Andrew O’Brien, Head of Policy and Engagement at the Charity Finance Group, writes: We have seen some of the largest charities in recent months start to experiment with contactless payments and online giving is one of the fastest growing fundraising methods. All this might seem to indicate that older forms of payment such as cash and cheques are redundant. But this simply isn’t true.

We have seen some of the largest charities in recent months start to experiment with contactless payments and online giving is one of the fastest growing fundraising methods. All this might seem to indicate that older forms of payment such as cash and cheques are redundant. But this simply isn’t true.

We know from the UK Giving 2017 report that around 8 per cent of the public still regularly give to charities using cheques. Perhaps even more important than the level of donations made via cheques are the groups that use them. Nineteen per cent of older donors, over 65, use cheques to give money to charity – and their donations are much larger than other age groups with a median level of giving of £22 compared with £10 for 16 to 24-year-olds. Without cheques, a big source of income for charities would dry up.

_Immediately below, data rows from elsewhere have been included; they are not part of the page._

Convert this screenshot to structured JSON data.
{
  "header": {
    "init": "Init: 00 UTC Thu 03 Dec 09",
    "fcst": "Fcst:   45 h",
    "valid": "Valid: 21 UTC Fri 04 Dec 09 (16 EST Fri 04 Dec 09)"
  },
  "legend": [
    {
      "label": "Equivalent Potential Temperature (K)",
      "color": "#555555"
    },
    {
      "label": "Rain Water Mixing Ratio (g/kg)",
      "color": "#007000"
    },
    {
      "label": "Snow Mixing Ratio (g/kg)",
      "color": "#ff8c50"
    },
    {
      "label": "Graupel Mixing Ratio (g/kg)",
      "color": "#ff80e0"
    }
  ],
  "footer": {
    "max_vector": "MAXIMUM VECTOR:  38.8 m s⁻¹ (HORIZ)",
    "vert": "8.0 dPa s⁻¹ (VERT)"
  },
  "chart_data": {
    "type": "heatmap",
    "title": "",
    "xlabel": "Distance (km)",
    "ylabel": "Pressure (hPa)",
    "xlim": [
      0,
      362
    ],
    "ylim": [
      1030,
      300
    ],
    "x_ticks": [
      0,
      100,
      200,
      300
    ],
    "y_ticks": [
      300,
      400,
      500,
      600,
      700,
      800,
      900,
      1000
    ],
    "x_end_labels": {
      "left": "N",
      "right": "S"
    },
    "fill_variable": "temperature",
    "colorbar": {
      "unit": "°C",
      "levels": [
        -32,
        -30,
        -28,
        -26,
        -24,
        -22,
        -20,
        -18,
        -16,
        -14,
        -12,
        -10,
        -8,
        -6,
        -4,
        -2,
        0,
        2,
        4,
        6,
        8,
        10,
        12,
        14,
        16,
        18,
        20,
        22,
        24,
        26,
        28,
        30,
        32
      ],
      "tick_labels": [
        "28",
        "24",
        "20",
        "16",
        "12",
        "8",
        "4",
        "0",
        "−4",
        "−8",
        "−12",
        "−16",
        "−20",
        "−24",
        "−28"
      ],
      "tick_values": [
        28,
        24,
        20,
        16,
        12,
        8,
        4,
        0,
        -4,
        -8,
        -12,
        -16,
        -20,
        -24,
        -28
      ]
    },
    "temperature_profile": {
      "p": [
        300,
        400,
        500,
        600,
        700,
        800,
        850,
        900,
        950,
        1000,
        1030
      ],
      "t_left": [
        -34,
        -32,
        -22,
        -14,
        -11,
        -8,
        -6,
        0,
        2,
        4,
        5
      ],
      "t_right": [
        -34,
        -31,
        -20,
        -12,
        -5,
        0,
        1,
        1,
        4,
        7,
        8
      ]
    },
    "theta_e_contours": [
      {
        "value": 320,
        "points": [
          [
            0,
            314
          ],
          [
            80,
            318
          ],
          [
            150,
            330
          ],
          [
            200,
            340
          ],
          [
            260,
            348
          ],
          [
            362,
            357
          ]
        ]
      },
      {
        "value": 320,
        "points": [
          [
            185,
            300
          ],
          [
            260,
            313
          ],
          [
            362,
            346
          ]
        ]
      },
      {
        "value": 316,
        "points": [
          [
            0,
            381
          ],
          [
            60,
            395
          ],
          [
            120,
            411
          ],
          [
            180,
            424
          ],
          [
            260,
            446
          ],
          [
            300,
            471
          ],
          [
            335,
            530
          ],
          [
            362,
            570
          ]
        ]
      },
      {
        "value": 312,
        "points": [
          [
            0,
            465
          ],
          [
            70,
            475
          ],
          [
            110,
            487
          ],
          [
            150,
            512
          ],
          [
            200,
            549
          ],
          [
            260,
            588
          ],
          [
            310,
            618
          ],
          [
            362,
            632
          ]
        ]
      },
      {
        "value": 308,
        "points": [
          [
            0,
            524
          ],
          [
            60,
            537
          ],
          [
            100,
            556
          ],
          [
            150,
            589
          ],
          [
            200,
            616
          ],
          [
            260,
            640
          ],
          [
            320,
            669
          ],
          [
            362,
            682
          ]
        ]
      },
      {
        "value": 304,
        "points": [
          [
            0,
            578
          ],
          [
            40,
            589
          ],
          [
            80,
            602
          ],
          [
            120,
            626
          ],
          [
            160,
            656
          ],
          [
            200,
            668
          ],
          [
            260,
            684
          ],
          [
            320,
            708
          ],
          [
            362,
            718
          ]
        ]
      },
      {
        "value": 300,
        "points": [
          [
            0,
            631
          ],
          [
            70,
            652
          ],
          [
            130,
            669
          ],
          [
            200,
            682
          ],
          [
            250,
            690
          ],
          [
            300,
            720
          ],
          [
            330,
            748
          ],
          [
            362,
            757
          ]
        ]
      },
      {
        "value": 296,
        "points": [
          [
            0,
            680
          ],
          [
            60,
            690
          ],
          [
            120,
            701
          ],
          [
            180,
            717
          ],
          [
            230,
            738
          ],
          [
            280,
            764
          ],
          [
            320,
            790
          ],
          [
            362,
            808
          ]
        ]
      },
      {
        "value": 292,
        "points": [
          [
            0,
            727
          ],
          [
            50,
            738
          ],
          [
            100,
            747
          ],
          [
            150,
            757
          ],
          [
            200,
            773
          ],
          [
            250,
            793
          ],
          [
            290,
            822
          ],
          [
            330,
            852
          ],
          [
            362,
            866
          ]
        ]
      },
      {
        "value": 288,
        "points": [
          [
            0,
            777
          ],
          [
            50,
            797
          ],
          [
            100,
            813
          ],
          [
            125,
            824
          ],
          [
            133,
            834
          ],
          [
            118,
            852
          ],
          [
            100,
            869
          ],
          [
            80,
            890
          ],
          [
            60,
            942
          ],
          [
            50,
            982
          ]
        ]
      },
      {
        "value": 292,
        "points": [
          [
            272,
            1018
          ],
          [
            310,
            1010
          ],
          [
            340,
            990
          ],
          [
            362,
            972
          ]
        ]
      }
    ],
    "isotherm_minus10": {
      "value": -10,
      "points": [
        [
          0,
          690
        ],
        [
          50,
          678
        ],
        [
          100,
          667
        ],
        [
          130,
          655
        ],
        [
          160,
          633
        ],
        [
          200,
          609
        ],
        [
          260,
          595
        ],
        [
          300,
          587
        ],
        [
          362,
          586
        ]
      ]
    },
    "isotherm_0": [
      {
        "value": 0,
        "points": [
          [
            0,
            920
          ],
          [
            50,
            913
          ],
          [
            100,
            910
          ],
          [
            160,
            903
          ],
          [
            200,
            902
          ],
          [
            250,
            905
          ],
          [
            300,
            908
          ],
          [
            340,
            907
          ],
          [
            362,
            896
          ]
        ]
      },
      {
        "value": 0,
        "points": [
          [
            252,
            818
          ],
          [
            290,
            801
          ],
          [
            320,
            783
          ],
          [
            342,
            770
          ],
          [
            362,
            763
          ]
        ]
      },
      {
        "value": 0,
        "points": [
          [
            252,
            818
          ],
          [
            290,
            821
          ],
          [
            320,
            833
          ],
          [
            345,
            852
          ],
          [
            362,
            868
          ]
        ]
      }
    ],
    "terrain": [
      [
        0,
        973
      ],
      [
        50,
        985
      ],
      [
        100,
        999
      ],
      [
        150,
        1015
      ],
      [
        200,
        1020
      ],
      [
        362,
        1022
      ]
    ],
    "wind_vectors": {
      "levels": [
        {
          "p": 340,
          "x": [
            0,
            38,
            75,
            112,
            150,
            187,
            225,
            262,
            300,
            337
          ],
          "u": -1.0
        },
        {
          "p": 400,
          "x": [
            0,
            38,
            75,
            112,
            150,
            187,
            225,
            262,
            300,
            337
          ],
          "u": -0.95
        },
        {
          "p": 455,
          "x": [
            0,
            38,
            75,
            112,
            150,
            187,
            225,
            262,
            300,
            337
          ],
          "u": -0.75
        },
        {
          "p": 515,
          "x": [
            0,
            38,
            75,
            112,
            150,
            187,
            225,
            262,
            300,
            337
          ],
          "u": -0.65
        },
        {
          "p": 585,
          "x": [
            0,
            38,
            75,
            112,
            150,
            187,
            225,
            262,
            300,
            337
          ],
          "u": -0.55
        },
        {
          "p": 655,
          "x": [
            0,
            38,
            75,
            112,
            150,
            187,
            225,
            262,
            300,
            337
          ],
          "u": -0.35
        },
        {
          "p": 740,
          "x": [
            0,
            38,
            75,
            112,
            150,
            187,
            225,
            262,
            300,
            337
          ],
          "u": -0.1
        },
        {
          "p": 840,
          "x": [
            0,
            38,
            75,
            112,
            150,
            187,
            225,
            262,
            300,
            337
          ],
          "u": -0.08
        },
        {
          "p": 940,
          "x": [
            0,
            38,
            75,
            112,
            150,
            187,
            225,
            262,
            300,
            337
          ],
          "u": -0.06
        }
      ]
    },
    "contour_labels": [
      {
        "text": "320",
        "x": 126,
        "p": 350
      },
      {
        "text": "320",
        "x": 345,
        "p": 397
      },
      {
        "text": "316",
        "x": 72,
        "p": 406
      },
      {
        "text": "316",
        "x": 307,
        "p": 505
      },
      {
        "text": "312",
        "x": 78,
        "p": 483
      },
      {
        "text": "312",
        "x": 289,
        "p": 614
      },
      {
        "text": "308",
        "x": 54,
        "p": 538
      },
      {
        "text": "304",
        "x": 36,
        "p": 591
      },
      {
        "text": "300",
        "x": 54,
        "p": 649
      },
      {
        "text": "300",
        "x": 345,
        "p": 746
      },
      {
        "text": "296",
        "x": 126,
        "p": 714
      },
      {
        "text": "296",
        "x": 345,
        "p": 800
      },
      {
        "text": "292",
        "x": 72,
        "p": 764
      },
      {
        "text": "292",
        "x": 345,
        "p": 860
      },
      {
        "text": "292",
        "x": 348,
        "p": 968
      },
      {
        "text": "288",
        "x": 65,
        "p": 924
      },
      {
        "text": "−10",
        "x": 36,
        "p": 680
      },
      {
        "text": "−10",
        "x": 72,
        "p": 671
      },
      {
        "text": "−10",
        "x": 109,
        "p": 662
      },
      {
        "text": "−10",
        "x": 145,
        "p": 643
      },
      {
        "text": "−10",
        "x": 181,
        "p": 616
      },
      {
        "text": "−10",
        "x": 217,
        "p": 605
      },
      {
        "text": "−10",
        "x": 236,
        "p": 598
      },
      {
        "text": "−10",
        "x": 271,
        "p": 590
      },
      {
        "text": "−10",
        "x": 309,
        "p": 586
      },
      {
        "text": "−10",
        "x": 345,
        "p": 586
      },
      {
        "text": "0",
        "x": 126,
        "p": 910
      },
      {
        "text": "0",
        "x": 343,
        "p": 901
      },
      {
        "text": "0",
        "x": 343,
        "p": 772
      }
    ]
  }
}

We also know that most of this income is particularly important for small charities which do not have the sophisticated payment systems of larger organisations. So, cheques have a vital role in keeping small community groups going.

Paying suppliers with cheques is important for charities too. With many charities struggling to get access to online banking, cheques with dual signatories remain both an important payment method and also a protection against fraud and abuse.

There may come a day when cheques are not critical for charities – but we haven’t got there yet. Until that time it is vital that this method is retained so that the sector’s good work can continue.